Isolating your cat is important as you don’t want it moving and jumping around the house which can cause the sutures to burst.

If you have other cats at home, they might regard this cat as a stranger due to all the strange scents from the vet and be aggressive towards it.

Make sure to isolate your cat for at least a few days after surgery.

Use A Elizabethan Collar

“It is only safe to remove the collar once the incision wound has properly healed”

Many cats hate using the Elizabethan collar and it freaks them out. But it is a necessary evil if you want your cat to recover quickly.

The collar will prevent licking and biting of the wound by your cat which it will definitely try to do.

This can cause contamination and infection to the open wound which we do not want to happen.

It is only safe to remove the collar once the incision wound has properly healed. This means that your cat will be wearing it for a while.

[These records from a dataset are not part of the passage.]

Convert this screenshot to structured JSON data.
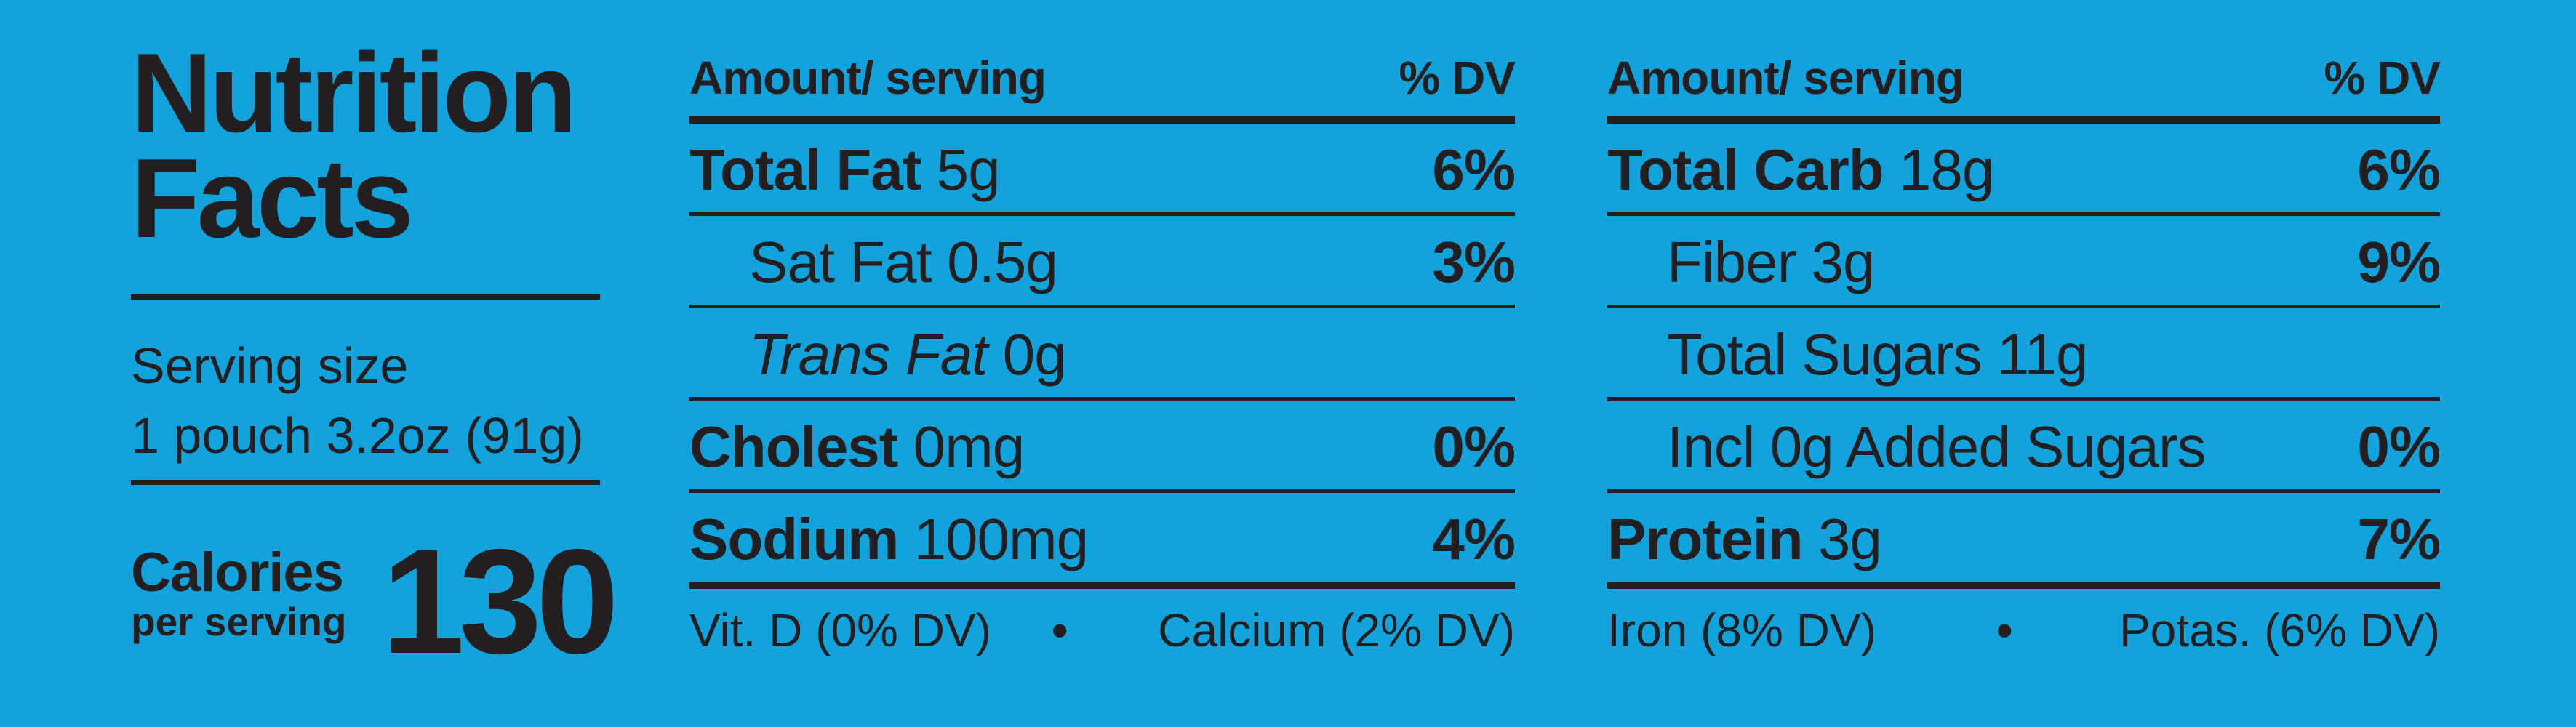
{
  "title": {
    "line1": "Nutrition",
    "line2": "Facts"
  },
  "serving": {
    "label": "Serving size",
    "value": "1 pouch 3.2oz (91g)"
  },
  "calories": {
    "label": "Calories",
    "sublabel": "per serving",
    "value": "130"
  },
  "columns": {
    "header_amount": "Amount/ serving",
    "header_dv": "% DV"
  },
  "left_table": [
    {
      "name": "Total Fat",
      "amount": "5g",
      "dv": "6%"
    },
    {
      "name": "Sat Fat",
      "amount": "0.5g",
      "dv": "3%"
    },
    {
      "name": "Trans Fat",
      "amount": "0g",
      "dv": ""
    },
    {
      "name": "Cholest",
      "amount": "0mg",
      "dv": "0%"
    },
    {
      "name": "Sodium",
      "amount": "100mg",
      "dv": "4%"
    }
  ],
  "right_table": [
    {
      "name": "Total Carb",
      "amount": "18g",
      "dv": "6%"
    },
    {
      "name": "Fiber",
      "amount": "3g",
      "dv": "9%"
    },
    {
      "name": "Total Sugars",
      "amount": "11g",
      "dv": ""
    },
    {
      "name": "Incl 0g Added Sugars",
      "amount": "",
      "dv": "0%"
    },
    {
      "name": "Protein",
      "amount": "3g",
      "dv": "7%"
    }
  ],
  "footer_left": {
    "item1": "Vit. D (0% DV)",
    "separator": "•",
    "item2": "Calcium (2% DV)"
  },
  "footer_right": {
    "item1": "Iron (8% DV)",
    "separator": "•",
    "item2": "Potas. (6% DV)"
  },
  "colors": {
    "background": "#12a2dc",
    "ink": "#231f20"
  }
}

The most effective collar will be the ones made of plastic. But if that is too rigid for your cat, you can get one that is made from fabric or a recovery suit.

Whip Up Your Cat’s Appetite

whip up your cat's appetite

When I brought my cat home after his neutering surgery, his appetite went downhill for the next few days.

He also sounded congested from the intubation during the procedure which might have irritated his throat.

That really scared me as cats can’t go too long without food which can result in liver failure.

I started coming up with ways to make his food more palatable.

One method which worked really well was the use of tuna. You can use freshly cooked tuna or canned tuna in water.

Add some cooked tuna meat or homemade tuna water to your cat’s food. Cats taste their food through smell and not many cats can resist the smell of tuna.

What Should A Healing Cat Spay Incision Look Like?

The first few days after the surgery, you can expect the incision wound to still look raw and slightly swollen which is expected.

There might be some bleeding during the first 24 hours but nothing to be concerned about.

Within a week, the wound should start to heal nicely with scar tissue forming. Your cat’s fur will also start to grow back after being shaved for the operation.

By the end of two weeks, your cat should be back to its usual self without any negative effects from the procedure.

Female Cat Behavior After Spaying

Your cat won’t be in the best of moods after the surgery. Cat owners should be prepared for their cats to eat and move around less for a few days.

Most cats will still be under the effects of the anesthesia for 24-48 hours and might appear like they are drunk.

If you had your cat for a while before she got spayed, the hormonal change in your cat can have a rather drastic effect on her behavior.

You might even notice that your cat’s sides are more sunken in compared to before.

All the loud meowing, spraying and wanting to go outside to seek a mate will be gone as the desire to mate is no longer there.

Even though the majority of cats will be fine a few days after surgery, the incision site will still be raw and takes about two weeks to heal.


As daunting as the surgical procedure might seem, your vet has done it hundreds of times so rest assured that your cat is in good hands.

Spaying your cat will help lower the risk of many life-threatening diseases down the road and prevent unwanted pregnancies.

It also reduces your cat’s desire to get outdoors and run away when it is roaming outside.

Just do be more observant of your cat after the surgery to make sure that there aren’t any complications or infections.